Oh it’s a good one…you’ll enjoy this.

So this older man and his wife go to church every Sunday. And every Sunday, halfway through the sermon, the husband falls asleep. It’s kind of a running gag in the congregation, but the wife is really embarrassed by it.

So one Sunday, determined to put an end to this nonsense, she puts a hatpin in her purse and sneaks it into the pew. The service progresses, the preacher starts in on his sermon, and sure enough, the man starts to nod. The woman steathily takes out the hatpin….

And just as the preacher is saying, “And He who divided the light from the dark and created the heavens and the earth…” the man leaps out of the pew and yells at the top of his lungs, “GOD ALMIGHTY!”

“Right you are, my son!” says the preacher proudly. The man looks confused and sits back down. The sermon goes on, and a few minutes later, the man starts to nod off again. Out comes the hatpin….
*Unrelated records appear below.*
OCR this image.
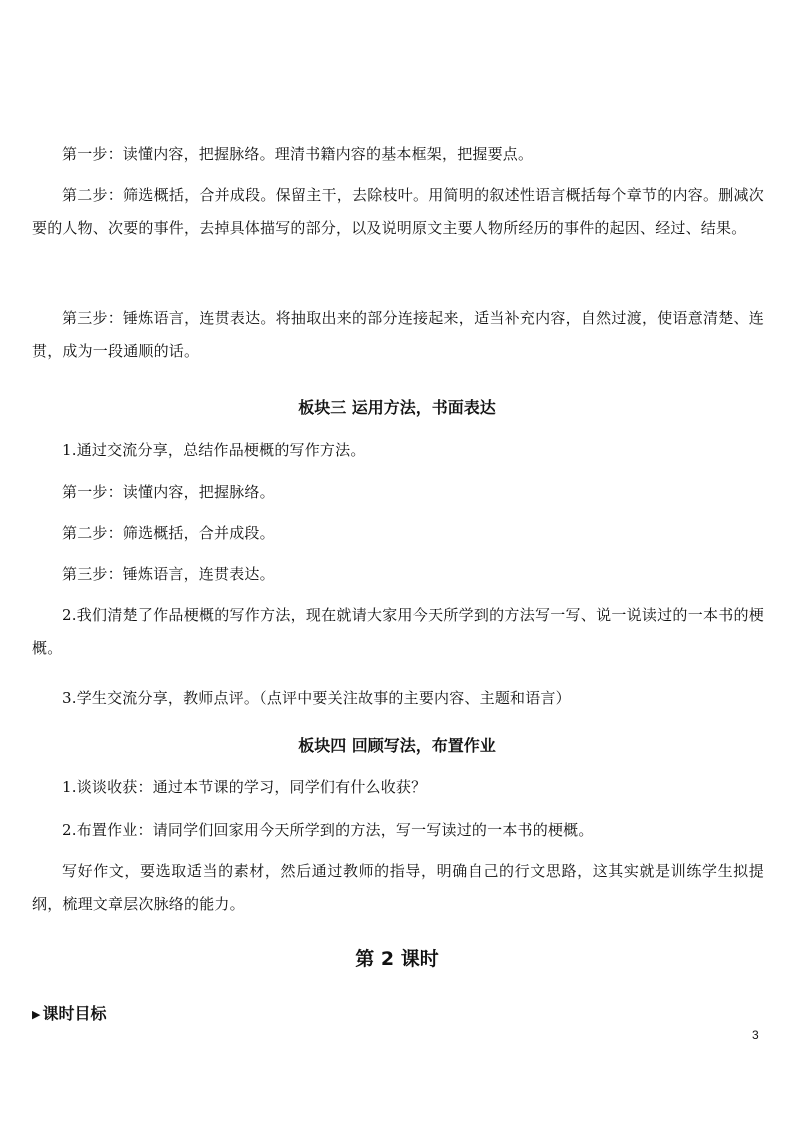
第一步：读懂内容，把握脉络。理清书籍内容的基本框架，把握要点。

第二步：筛选概括，合并成段。保留主干，去除枝叶。用简明的叙述性语言概括每个章节的内容。删减次要的人物、次要的事件，去掉具体描写的部分，以及说明原文主要人物所经历的事件的起因、经过、结果。

第三步：锤炼语言，连贯表达。将抽取出来的部分连接起来，适当补充内容，自然过渡，使语意清楚、连贯，成为一段通顺的话。

板块三 运用方法，书面表达

1.通过交流分享，总结作品梗概的写作方法。

第一步：读懂内容，把握脉络。

第二步：筛选概括，合并成段。

第三步：锤炼语言，连贯表达。

2.我们清楚了作品梗概的写作方法，现在就请大家用今天所学到的方法写一写、说一说读过的一本书的梗概。

3.学生交流分享，教师点评。（点评中要关注故事的主要内容、主题和语言）

板块四 回顾写法，布置作业

1.谈谈收获：通过本节课的学习，同学们有什么收获？

2.布置作业：请同学们回家用今天所学到的方法，写一写读过的一本书的梗概。

写好作文，要选取适当的素材，然后通过教师的指导，明确自己的行文思路，这其实就是训练学生拟提纲，梳理文章层次脉络的能力。

第 2 课时
▶ 课时目标
3
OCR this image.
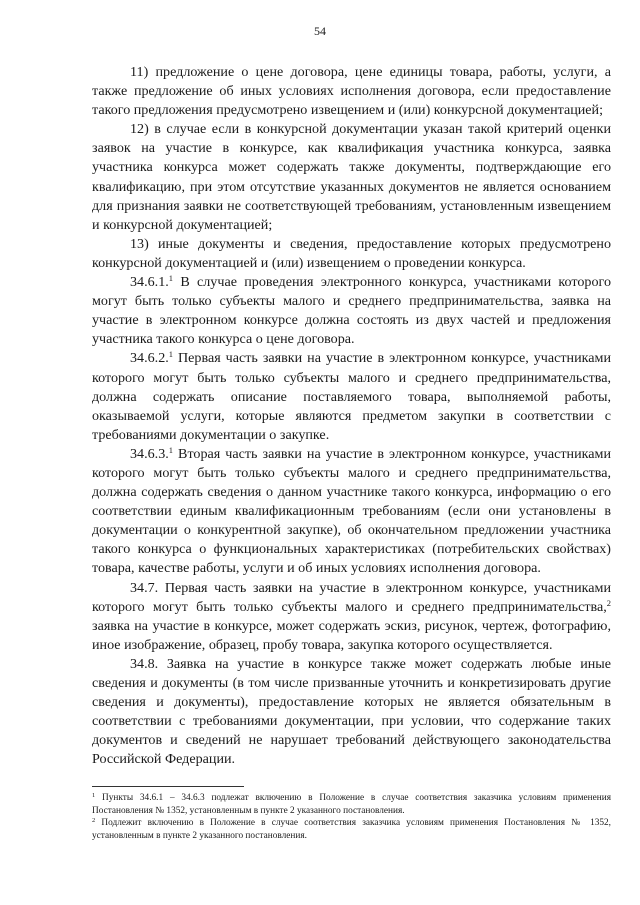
54

11) предложение о цене договора, цене единицы товара, работы, услуги, а также предложение об иных условиях исполнения договора, если предоставление такого предложения предусмотрено извещением и (или) конкурсной документацией;

12) в случае если в конкурсной документации указан такой критерий оценки заявок на участие в конкурсе, как квалификация участника конкурса, заявка участника конкурса может содержать также документы, подтверждающие его квалификацию, при этом отсутствие указанных документов не является основанием для признания заявки не соответствующей требованиям, установленным извещением и конкурсной документацией;

13) иные документы и сведения, предоставление которых предусмотрено конкурсной документацией и (или) извещением о проведении конкурса.

34.6.1.$^1$ В случае проведения электронного конкурса, участниками которого могут быть только субъекты малого и среднего предпринимательства, заявка на участие в электронном конкурсе должна состоять из двух частей и предложения участника такого конкурса о цене договора.

34.6.2.$^1$ Первая часть заявки на участие в электронном конкурсе, участниками которого могут быть только субъекты малого и среднего предпринимательства, должна содержать описание поставляемого товара, выполняемой работы, оказываемой услуги, которые являются предметом закупки в соответствии с требованиями документации о закупке.

34.6.3.$^1$ Вторая часть заявки на участие в электронном конкурсе, участниками которого могут быть только субъекты малого и среднего предпринимательства, должна содержать сведения о данном участнике такого конкурса, информацию о его соответствии единым квалификационным требованиям (если они установлены в документации о конкурентной закупке), об окончательном предложении участника такого конкурса о функциональных характеристиках (потребительских свойствах) товара, качестве работы, услуги и об иных условиях исполнения договора.

34.7. Первая часть заявки на участие в электронном конкурсе, участниками которого могут быть только субъекты малого и среднего предпринимательства,$^2$ заявка на участие в конкурсе, может содержать эскиз, рисунок, чертеж, фотографию, иное изображение, образец, пробу товара, закупка которого осуществляется.

34.8. Заявка на участие в конкурсе также может содержать любые иные сведения и документы (в том числе призванные уточнить и конкретизировать другие сведения и документы), предоставление которых не является обязательным в соответствии с требованиями документации, при условии, что содержание таких документов и сведений не нарушает требований действующего законодательства Российской Федерации.

$^1$ Пункты 34.6.1 – 34.6.3 подлежат включению в Положение в случае соответствия заказчика условиям применения Постановления № 1352, установленным в пункте 2 указанного постановления.

$^2$ Подлежит включению в Положение в случае соответствия заказчика условиям применения Постановления № 1352, установленным в пункте 2 указанного постановления.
And just as the preacher is saying, “And He who died for our sins and rose again upon the third day…” the man leaps out of the pew and screams, “JESUS CHRIST!”

“Right you, are my son!” says the preacher. The man looks more disgruntled than confused this time, and he sits down, eyeballing his wife.

The sermon goes on, and a few minutes later, it looks like the man’s head is starting to droop. The wife reaches into her purse….

And just as the preacher is saying, “And Eve said unto Adam after the birth of their ninety-ninth child…” the man pre-emptively jumps out of the pew and hollers, “IF YOU STICK THAT GODDAMN THING IN ME ONE MORE TIME, I’M GONNA BREAK IT IN HALF!”